Baghdad, Iraq U.S. and Iraqi forces Thursday rescued seven Sunni Arab men seized by suspected Shiite militiamen near Baghdad, part of a campaign to suppress sectarian death squads responsible for hundreds of deaths this year.
The kidnapping was the latest in a wave that is plaguing the country. Many of the abductions are part of the sectarian warfare in the Iraqi capital, home to large communities of Sunnis, Shiites and Kurds.
Iraqi police said the trouble started when dozens of gunmen, some of them wearing military uniforms, raided two Sunni villages near Khan Bani Saad, 25 miles northeast of Baghdad, and abducted 10 young men.
Village leaders and clerics alerted police and U.S. soldiers, who rushed to the scene, clashed with the gunmen and rescued seven of the hostages, police said.
Three others were missing and presumed taken away by gunmen, police said.
U.S. troops killed at least one kidnapper and wounded another, said Lt. Col.
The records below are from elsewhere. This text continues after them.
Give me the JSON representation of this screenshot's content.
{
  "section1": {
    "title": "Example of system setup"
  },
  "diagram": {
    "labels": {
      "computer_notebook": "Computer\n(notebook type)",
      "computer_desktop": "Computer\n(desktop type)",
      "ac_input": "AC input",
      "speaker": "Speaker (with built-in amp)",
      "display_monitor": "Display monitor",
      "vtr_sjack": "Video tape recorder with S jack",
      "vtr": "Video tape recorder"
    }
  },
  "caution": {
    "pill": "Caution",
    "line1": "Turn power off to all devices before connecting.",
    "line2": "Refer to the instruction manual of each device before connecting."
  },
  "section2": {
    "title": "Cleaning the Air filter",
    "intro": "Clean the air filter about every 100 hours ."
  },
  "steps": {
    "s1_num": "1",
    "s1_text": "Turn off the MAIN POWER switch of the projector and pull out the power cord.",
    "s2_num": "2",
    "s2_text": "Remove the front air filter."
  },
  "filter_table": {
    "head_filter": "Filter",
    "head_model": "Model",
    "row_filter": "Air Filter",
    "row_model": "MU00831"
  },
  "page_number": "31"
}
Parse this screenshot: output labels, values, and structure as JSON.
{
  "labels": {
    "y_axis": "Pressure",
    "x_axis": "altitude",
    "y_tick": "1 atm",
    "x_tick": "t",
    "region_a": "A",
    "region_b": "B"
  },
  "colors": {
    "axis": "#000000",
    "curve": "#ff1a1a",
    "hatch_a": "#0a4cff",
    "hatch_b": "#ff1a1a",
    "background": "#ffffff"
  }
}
Thomas Fisher, commander of the 1st Battalion, 68th Armor.
Some of the hostages had been severely beaten, he told Associated Press TV News.
More than 30 people were taken into custody, Iraqi police said, and interrogators were trying to determine their identities.
Some gunmen told police they belong to the militia loyal to radical Shiite cleric Muqtada al-Sadr and had come from Baghdad, Iraqi authorities said.
Fisher said the incident may have been "tribal in nature."
He did not elaborate, but tensions have been running high for months between Shiite and Sunni communities in religiously mixed Diyala province.
Three U.S. soldiers were killed when roadside bombs hit two U.S. Army convoys, the military said.
The U.S. command also announced that a U.S. soldier died Tuesday from non-combat-related wounds.